Ravens aim to keep 'D' intact

The Baltimore Sun

INDIANAPOLIS -Ravens general manager Ozzie Newsome said yesterday that he is optimistic he could keep star linebacker Ray Lewis in Baltimore and the heart of the team's dominating defense in place for the 2009 season.

In a brisk, 15-minute news conference with national media at the NFL scouting combine at Lucas Oil Stadium, Newsome said he is negotiating new contracts for Lewis, linebackers Bart Scott and Terrell Suggs, and center Jason Brown.

All but Suggs, who received the team's franchise tag for the second straight year, will become unrestricted free agents Friday.

The free-agent news was not as positive on safety Jim Leonhard or kicker Matt Stover, however. Newsome seemed resigned to letting Leonhard slip away in free agency and acknowledged that he was looking for a kicker to replace Stover.

Leonhard signed a one-year deal with the Ravens last spring after three seasons with the Buffalo Bills, then played a key role in the secondary and returning punts when Dawan Landry suffered a season-ending neck injury in the Ravens' second game.

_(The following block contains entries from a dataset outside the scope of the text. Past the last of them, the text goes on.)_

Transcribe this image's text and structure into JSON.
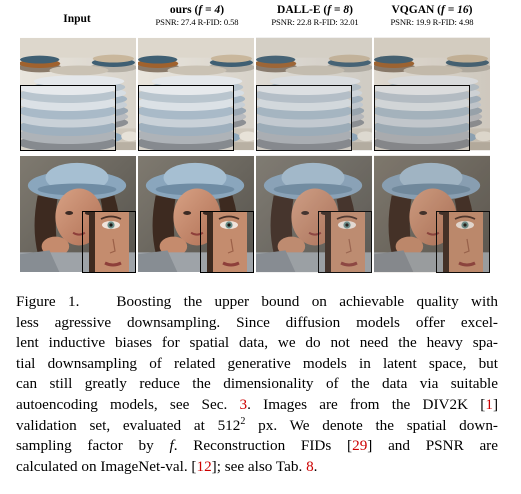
{
  "columns": [
    {
      "title": "Input",
      "subtitle": ""
    },
    {
      "title": "ours (",
      "factor": "f = 4",
      "close": ")",
      "subtitle": "PSNR: 27.4 R-FID: 0.58"
    },
    {
      "title": "DALL-E (",
      "factor": "f = 8",
      "close": ")",
      "subtitle": "PSNR: 22.8 R-FID: 32.01"
    },
    {
      "title": "VQGAN (",
      "factor": "f = 16",
      "close": ")",
      "subtitle": "PSNR: 19.9 R-FID: 4.98"
    }
  ],
  "caption": {
    "figure_label": "Figure 1.",
    "lines": [
      "Boosting the upper bound on achievable quality with",
      "less agressive downsampling. Since diffusion models offer excel-",
      "lent inductive biases for spatial data, we do not need the heavy spa-",
      "tial downsampling of related generative models in latent space, but",
      "can still greatly reduce the dimensionality of the data via suitable"
    ],
    "line6_a": "autoencoding models, see Sec. ",
    "ref_sec": "3",
    "line6_b": ". Images are from the DIV2K [",
    "ref_div2k": "1",
    "line6_c": "]",
    "line7_a": "validation set, evaluated at 512",
    "line7_sup": "2",
    "line7_b": " px. We denote the spatial down-",
    "line8_a": "sampling factor by ",
    "line8_f": "f",
    "line8_b": ". Reconstruction FIDs [",
    "ref_fid": "29",
    "line8_c": "] and PSNR are",
    "line9_a": "calculated on ImageNet-val. [",
    "ref_imagenet": "12",
    "line9_b": "]; see also Tab. ",
    "ref_tab": "8",
    "line9_c": "."
  }
}
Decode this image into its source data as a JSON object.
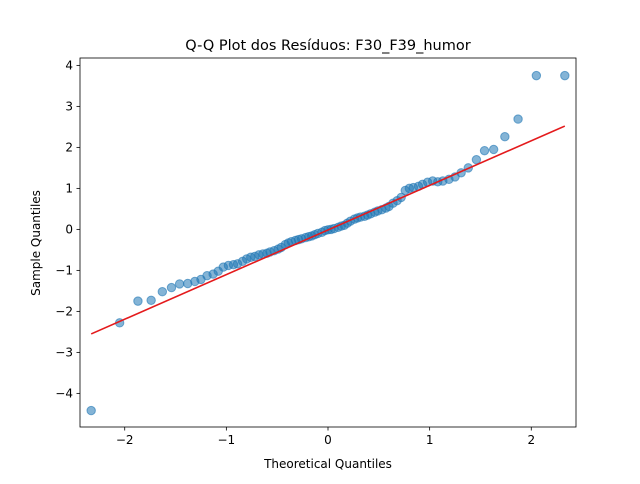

The difficulty for Newsome is that he cannot guarantee Leonhard a starting job at strong safety but another team could.

"I know Jimmy will probably be attractive to other teams," Newsome said. "The things that Jimmy has to deal with is that Dawan Landry is coming back, and we've got [Haruki] Nakamura and [Tom] Zbikowski [at safety].

"If he's coming back, he's competing for a starting job. If he goes to one of these 31 other teams, he has the chance to be a starter, and everybody wants to play. ... I understand Jimmy wanting to go somewhere else."

Newsome was not as expansive about Stover's status. "He's probably looking, and we're looking, too," Newsome said as he was hustled away from the media center to watch offensive linemen go through combine drills. "I think that's probably the best way of saying it."

Stover, 41, has been the Ravens' kicker for each of their 13 seasons in Baltimore, the only remaining player from the team that moved from Cleveland in 1996.

Leonhard did not return calls yesterday. Stover, meanwhile, reiterated his desire to remain with the team. He said he intended to handle his own negotiations with the team but that he hadn't been contacted by anyone about his contract.

"I still want to play for the Ravens," he said. "I feel we can work something out. ... If they don't want to sign me, I can't change their mind. I'm just looking forward to the opportunity" to talk.

It is believed Newsome met with Lewis' representatives Wednesday in Indianapolis. Lewis can negotiate with other teams next week for the first time in 13 seasons with the Ravens.

With Lewis being 33, this would appear to be the final contract of his illustrious career. Newsome said money would play a major role in the decision, but he also hopes the team's rejuvenation last season under first-year head coach John Harbaugh would serve as incentive to return.

"Economics are always a part of it," Newsome said. "I don't know what the other part of it would be. He has a very good relationship with Coach Harbaugh. You know of his relationship with [owner] Steve [Bisciotti], and he and I have a very good relationship.

"And I think he realizes where our football team is at right now, in that we have Joe [Flacco], and that we can contend in our division and in our conference to try to get him to another Super Bowl. So those things are in place. But economics always play a big part of it."

But the Ravens would lose more than a Pro Bowl linebacker if Lewis were to leave. They would lose the face of their franchise, the inspirational leader of the defense and a player who even helped mentor two rookies on offense, Flacco and running back Ray Rice.

Asked whether Lewis had more value in Baltimore than anywhere else, Newsome said, "We like to think that."

"What you all do not get the opportunity to see like I do on a daily basis is how he interacts with the young players. He's a great mentor not only to the other young linebackers, but some of the young offensive players. ... So he has value that goes beyond his production on the football field."

Newsome said he is optimistic "at this point" about resolving the contract issues with the three linebackers and Brown. But he allowed that it doesn't always happen that way.

"We always feel like we're willing to pay more for our players than other people will, but over the past few years, we have lost players because they've had the opportunity to help their families by making a lot of money" elsewhere, Newsome said.

The New York Jets, with former Ravens defensive coordinator Rex Ryan as their head coach, would be an attractive option for Lewis, Scott or Leonhard.

Is Newsome concerned Ryan will poach some of his players?

"I'm just as concerned [with] George taking them," he said of former Ravens pro personnel director George Kokinis, now the general manager in Cleveland. "That tree is all over now."